Sudbury firm developing at-home testing attracts $3.8 million in funding
September 1, 2022
Verv Technologies, a Sudbury, Ont., healthtech startup, has secured $3.8 million in seed funding from UK-based Randox Laboratories to advance the development of its home blood testing kit.
The system uses a drop of blood from a finger prick, a disposable test cartridge and a Bluetooth-enabled Vi analyzer to transmit test results to a smartphone app in 15 minutes.
“We are currently able to test for cholesterol and we’re working with Toronto Metropolitan University (formerly Ryerson) on a test for Vitamin D,” said Verv Technologies’ founder and president Jeff Sutton. “We’re now moving into developing more tests. For example, we envision doing hormones and C-reactive proteins (indicative of acute inflammation).”
The company operates a lab at the state-of-the-art Health Sciences North Research Facility in Sudbury and has 12 employees, including biochemists and biomedical engineers.
The accuracy of the tests for cholesterol have been found to be “as good as or better than results from point-of-care devices on the market,” said Sutton.
Verv’s blood analysis system separates the plasma from whole blood, calibrates the sample and uses digital microfluidics, electrochemistry technologies and freeze-dried reagents to process the sample and produce the test results.
Sutton, who has a background in applied physics and information technology, served as director of IT at both Laurentian University and Sudbury Regional Hospital (now Health Sciences North) prior to founding Verv Technologies in 2012.
“We soon ran into the problem that most people who think of doing microfluidic tests in the home run into, which is that there’s no easy way of separating plasma from whole blood,” said Sutton. “In central labs, centrifuges do it, but you can’t put a centrifuge in someone’s home.”
Sutton came up with a solution in 2019 and has patents pending in Canada, the U.S., Europe, India and China. “It gives us a unique way to separate plasma in a passive system that then allows us to do all sorts of tests.”
Verv Technologies is initially targeting health-conscious consumers who want to maintain and manage their health – “the same consumers who buy Fitbits and Apple cardio watches,” said Sutton. “We think the consumer market in the U.S. is enormous and our investors see that, too.” Using the Verv smartphone app, consumers will be able to track their results over time.
Sutton sees Verv Technologies’ main competition as dried blood spot testing by companies like Everlywell that require consumers to send their samples through the mail and wait one or two weeks for the results.
While its immediate target is home use, “eventually, we have no doubt that we’ll also end up serving the point-of-care market,” said Sutton. “In fact, we’re already working with McMaster University in Hamilton to put a PSA test they developed on our device. We’ll also be able to do urine and saliva with our system, but right now we’re working on blood.”

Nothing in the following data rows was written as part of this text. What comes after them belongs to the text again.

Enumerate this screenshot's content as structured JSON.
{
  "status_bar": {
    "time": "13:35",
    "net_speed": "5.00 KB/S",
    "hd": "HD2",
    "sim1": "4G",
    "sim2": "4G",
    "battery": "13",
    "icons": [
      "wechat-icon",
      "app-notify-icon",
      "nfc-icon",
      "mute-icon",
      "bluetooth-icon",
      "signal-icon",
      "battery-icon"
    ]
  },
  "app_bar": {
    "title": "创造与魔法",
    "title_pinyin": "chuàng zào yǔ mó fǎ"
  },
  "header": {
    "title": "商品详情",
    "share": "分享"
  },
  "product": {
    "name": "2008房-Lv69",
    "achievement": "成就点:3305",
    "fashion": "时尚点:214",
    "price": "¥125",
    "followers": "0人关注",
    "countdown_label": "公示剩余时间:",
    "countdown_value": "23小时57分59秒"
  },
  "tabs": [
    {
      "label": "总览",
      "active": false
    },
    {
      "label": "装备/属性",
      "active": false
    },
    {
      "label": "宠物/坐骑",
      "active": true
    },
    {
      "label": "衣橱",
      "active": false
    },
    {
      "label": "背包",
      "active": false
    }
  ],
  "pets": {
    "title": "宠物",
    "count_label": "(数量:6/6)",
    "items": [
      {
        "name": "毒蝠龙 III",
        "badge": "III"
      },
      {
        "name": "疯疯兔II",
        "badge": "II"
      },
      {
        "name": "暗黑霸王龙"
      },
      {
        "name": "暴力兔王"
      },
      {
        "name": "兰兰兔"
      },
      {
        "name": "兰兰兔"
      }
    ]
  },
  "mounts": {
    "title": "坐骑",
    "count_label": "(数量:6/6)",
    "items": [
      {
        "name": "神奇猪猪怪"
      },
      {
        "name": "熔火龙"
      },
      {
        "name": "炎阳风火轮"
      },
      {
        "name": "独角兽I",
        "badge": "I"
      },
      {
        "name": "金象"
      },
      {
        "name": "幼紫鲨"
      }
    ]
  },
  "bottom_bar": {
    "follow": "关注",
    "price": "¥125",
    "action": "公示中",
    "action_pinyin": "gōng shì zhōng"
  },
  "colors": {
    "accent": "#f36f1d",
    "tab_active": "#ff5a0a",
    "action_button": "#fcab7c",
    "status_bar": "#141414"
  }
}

Sutton acknowledges encountering some skepticism due to the demise of Theranos, the now defunct blood testing company, whose former CEO, Elizabeth Holmes was convicted of criminal fraud, but points to the defunct company’s “$8 to $9 billion valuation” as indicative of the interest in alternatives to conventional blood testing technology.
He cites bottlenecks associated with centralized blood testing for COVID-19 and the resulting reliance on rapid testing kits for home use as additional evidence of the need for alternative blood testing technologies.
Verv Technologies has had previous injections of funding, including $140,000 from the National Research Council of Canada, $500,000 from the Northern Ontario Heritage Fund Corporation and $250,000 from the Sudbury Catalyst Fund, but the $3.8 million from Randox Laboratories is special, noted Sutton.
“It’s our biggest raise to date and it’s from a company in the industry that looked at our technology and really liked it.”
Randox Laboratories is a global leader in in-vitro diagnostics and develops diagnostic solutions for hospitals, clinical, research and molecular labs, food testing, forensic toxicology and veterinary labs in more than 145 countries.
Peter Fitzgerald, founder and managing director of Randox will join the Verv Technologies’ board.
The injection of capital will be used to hire an engineering firm to take the Vi prototype and design a device for the consumer environment. It will also be used to develop more tests and help navigate the regulatory process.